GMAP gff wrong direction of transcripts?
1
0
Entering edit mode
15 months ago
maria • 0

Hi all,

I am doing an assembly of a non-model organism transcriptome. I assembled the RNA-seq reads with Trinity (genome-guided assembly) and to get the gff, I mapped the fasta output from Trinity to the reference genome using GMAP. The gff output has MANY instances where even if the direction is specified as 'sense', the sign in the direction column is '-'. Same happens when the direction is 'antisense'. I thought it was weird because that seems to happen pretty much exactly half of the times. Here is an example:

LQNS02276481.1  phaw        gene    17436406        17487190        .       +       .       ID=TRINITY_GG_63141_c0_g1_i1.path1;Name=TRINITY_GG_63141_c0_g1_i1;**Dir=antisense**


I checked, and the correct direction seems to always be in 'Dir=', not in the direction column (the 7th column here, '+')

The command I ran was:

gmap -d phaw --gff3-add-separators=0 -f 2 -n 1 Trinity-GG.fasta > gmap_phaw.gff3

GMAP version 2020-06-01 called with args: gmap.sse42

RNA-Seq rna-seq Assembly alignment • 658 views
0
Entering edit mode

Very short transcripts (1 exon transcripts) are very difficult to predict the orientation of.

Try taking longer 2-3 exon transcripts. Check orientation, does it make sense with respect to the ATG, exons etc ?

Visualize the GMAP gff3 and compare with existing annotated data in a web browser.

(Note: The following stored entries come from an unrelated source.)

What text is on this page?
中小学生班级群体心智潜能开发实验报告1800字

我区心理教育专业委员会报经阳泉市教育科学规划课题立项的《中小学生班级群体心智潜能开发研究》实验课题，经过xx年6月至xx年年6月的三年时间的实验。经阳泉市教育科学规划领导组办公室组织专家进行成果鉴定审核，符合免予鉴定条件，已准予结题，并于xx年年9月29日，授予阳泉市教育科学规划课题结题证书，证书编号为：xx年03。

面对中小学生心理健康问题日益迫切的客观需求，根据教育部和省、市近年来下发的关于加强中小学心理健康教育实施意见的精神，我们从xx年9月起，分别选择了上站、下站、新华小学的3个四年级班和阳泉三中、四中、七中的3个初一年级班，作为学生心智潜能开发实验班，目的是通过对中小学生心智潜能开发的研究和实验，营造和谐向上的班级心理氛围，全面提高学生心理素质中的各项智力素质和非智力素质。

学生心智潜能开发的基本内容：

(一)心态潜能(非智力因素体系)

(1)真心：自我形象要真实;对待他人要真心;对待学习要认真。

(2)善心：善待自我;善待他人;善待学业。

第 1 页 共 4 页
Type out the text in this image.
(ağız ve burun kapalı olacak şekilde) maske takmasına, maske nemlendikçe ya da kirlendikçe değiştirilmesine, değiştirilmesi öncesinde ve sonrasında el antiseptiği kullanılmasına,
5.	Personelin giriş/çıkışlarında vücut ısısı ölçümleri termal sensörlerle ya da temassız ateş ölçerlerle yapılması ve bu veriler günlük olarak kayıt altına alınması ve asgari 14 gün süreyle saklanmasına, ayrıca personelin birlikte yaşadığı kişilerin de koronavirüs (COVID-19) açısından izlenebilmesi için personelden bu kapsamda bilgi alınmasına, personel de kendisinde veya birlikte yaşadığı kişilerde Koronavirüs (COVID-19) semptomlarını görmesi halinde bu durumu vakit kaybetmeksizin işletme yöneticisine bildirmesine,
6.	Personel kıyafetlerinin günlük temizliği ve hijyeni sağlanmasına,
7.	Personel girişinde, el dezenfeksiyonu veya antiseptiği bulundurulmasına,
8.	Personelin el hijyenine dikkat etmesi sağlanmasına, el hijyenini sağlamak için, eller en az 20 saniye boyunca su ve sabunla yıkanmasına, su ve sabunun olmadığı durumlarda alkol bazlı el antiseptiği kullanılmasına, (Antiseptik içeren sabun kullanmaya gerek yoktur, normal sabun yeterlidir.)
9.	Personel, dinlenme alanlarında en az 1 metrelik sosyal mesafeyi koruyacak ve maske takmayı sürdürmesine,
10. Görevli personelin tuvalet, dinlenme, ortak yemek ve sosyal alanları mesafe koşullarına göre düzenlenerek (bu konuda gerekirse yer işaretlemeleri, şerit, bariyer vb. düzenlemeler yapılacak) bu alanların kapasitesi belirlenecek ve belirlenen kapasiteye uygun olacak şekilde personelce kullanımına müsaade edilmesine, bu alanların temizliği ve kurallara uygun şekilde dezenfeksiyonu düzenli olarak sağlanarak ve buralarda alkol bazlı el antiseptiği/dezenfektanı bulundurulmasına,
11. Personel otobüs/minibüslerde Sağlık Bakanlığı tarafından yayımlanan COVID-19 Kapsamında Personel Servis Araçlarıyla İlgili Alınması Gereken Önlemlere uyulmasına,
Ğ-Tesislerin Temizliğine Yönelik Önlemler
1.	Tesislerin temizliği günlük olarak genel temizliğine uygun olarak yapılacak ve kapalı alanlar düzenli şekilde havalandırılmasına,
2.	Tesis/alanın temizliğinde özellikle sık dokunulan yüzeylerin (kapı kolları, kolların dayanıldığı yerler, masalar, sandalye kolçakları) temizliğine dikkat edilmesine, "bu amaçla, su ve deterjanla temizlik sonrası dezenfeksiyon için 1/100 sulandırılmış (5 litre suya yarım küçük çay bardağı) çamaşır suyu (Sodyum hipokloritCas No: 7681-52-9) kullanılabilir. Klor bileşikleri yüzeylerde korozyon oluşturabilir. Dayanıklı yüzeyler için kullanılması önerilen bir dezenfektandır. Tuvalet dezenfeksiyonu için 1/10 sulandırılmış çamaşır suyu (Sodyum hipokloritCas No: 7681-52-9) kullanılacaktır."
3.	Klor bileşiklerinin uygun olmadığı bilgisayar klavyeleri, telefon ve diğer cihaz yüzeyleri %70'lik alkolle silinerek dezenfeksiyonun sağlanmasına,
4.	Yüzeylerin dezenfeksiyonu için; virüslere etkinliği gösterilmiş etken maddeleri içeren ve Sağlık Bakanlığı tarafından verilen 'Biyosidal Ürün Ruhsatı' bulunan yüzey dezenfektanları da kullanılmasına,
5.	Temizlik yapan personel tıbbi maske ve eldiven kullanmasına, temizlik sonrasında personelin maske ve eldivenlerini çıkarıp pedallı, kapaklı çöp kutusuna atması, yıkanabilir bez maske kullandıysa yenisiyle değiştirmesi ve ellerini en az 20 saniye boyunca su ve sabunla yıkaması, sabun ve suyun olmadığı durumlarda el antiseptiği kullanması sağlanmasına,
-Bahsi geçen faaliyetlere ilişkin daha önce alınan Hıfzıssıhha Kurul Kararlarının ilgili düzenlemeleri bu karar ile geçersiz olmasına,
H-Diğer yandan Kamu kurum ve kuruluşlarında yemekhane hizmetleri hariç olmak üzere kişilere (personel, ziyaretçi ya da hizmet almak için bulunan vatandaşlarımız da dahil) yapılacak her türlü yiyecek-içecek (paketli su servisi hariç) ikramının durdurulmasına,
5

Does it fit ?

1
Entering edit mode
3 months ago
alephreish ▴ 50

One year later: These are two different things. The strand (the 7th column) indicates orientation of the gene in the genome and doesn't depend on the direction of the query sequence, while the Dir= property indicates how the particular query sequence mapped onto the gene ('sense' would indicate that its orientation is the same as that of the gene - even if the gene is located on the '-' strain, while 'antisense' would indicate that is in reverse complement with respect to the gene sequence).